Gamma ray data can also be used for core-log
integration, by correlating the natural gamma results from the
Whole Core Multisensor Track (WC-MST) with the log curves.
Furthermore, because the gamma ray log responds principally to
fluctuations in the formation mineralogy, rather than physical
properties such as lithification, it is particularly useful for
making regional, inter-hole comparisons between major lithostratigraphic
units (Figure 1).
Figure 1: Regional correlation of major
lithostratigraphic units, using gamma ray data from Leg
189.
Identification of lithology, facies and depositional
environment
Naturally radioactive elements tend to have
a far greater concentration in shales than in other sedimentary
lithologies, and therefore the total gamma-ray log the Th log are
frequently used to derive a "shale volume" (Ellis,
1987 and Rider, 1996). In addition, the shape of the gamma log
curve may be used to reconstruct downhole fluctuations in grain
size, and infer changes in sedimentary facies: the standard approach
is to interpret bell shaped gamma curves as a fining-upwards sequence
and funnel shaped gamma curves as a coarsening-upward sequence
(Serra and Sulpice, 1975). These methods, however, are only likely
to be of use in simple sandstone/shale formations, and are subject
to error when a significant proportion of the gamma ray radioactivity
originates from the sand sized detrital fraction of the rock (see
Heslop, 1974 and Rider, 1990).
Gamma ray data may also be used to help interpret
the environment of deposition. Unconformities can result in the
accumulation of phosphatic nodules, which may be evident in the
spectral gamma log as an anomalous spike in U. Increased U values,
and in particular low Th/U ratios, may also be associated with
marine condensed sequences (Myers and Wignall, 1987). Doveton
(1991) used Th/U ratios to estimate paleo-redox conditions at
the time of deposition, which he used to identify generally transgressive
and regressive intervals.
Mineralogy / Geochemistry
The concentrations of the three main radioactive elements in
the formation can often be used to give an indication of the mineralogy
and/or geochemistry. For example, high Th values may be associated
with the presence of heavy minerals, particularly in channel sand
deposits overlying an erosional unconformity. Increased Th values
may also be associated with an increased input of terrigenous
clays (Hassan et al., 1976) (Figure 2).
Figure 2: Spectral gamma-ray data
from Hole 1124C, ODP Leg 181, showing high Th values in a mudstone unit
between 420-430 mbsf.
Increases in U are frequently associated with the presence of organic matter. For example, particularly high U concentrations (>~5 ppm)
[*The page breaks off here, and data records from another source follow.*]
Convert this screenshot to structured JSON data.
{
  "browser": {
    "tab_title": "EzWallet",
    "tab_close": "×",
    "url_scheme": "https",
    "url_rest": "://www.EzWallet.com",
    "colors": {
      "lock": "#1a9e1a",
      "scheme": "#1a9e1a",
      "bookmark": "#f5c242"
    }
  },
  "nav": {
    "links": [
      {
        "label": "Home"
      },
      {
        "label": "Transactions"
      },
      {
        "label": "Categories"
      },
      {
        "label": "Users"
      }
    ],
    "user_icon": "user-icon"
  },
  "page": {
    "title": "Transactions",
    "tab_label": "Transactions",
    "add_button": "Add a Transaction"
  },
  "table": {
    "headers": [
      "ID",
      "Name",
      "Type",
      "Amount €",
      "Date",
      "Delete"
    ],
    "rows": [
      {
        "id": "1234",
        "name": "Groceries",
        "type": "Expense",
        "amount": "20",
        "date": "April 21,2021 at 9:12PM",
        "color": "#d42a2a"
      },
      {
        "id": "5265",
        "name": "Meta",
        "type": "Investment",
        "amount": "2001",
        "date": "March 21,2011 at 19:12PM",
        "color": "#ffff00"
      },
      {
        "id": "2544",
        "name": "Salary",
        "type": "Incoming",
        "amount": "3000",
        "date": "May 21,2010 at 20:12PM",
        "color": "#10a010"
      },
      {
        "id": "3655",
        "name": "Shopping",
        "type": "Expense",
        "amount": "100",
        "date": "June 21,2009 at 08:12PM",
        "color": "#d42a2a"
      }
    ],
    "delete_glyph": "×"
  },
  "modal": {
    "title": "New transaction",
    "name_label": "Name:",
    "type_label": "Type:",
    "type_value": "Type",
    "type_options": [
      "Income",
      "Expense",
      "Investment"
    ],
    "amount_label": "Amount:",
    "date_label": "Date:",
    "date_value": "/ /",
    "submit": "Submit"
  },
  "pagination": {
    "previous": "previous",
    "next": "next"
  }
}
and low Th/U ratios (<~2) occur in black shale deposits (Adams
and Weaver, 1958). In ODProgram, a correlation
can often be observed between the U log and the total organic
carbon values measured in the core (Figure 3).
. 
Figure 3: Spectral gamma-ray data from Hole 1172D, ODP Leg 189,
showing high U values in an organic-bearing claystone unit
between ~622-640 mbsf.
In sandstones, high K values may be caused by the presence
of potassium feldspars or micas (Humphreys and Lott, 1990,
and Hurst, 1990). Glauconite usually produces a very distinctive,
almost diagnostic spike in the K log (Figure 4).
Figure 4: Spectral gamma-ray data from Hole 1171D, ODP Leg 189,
showing high K values due to the presence of glauconite.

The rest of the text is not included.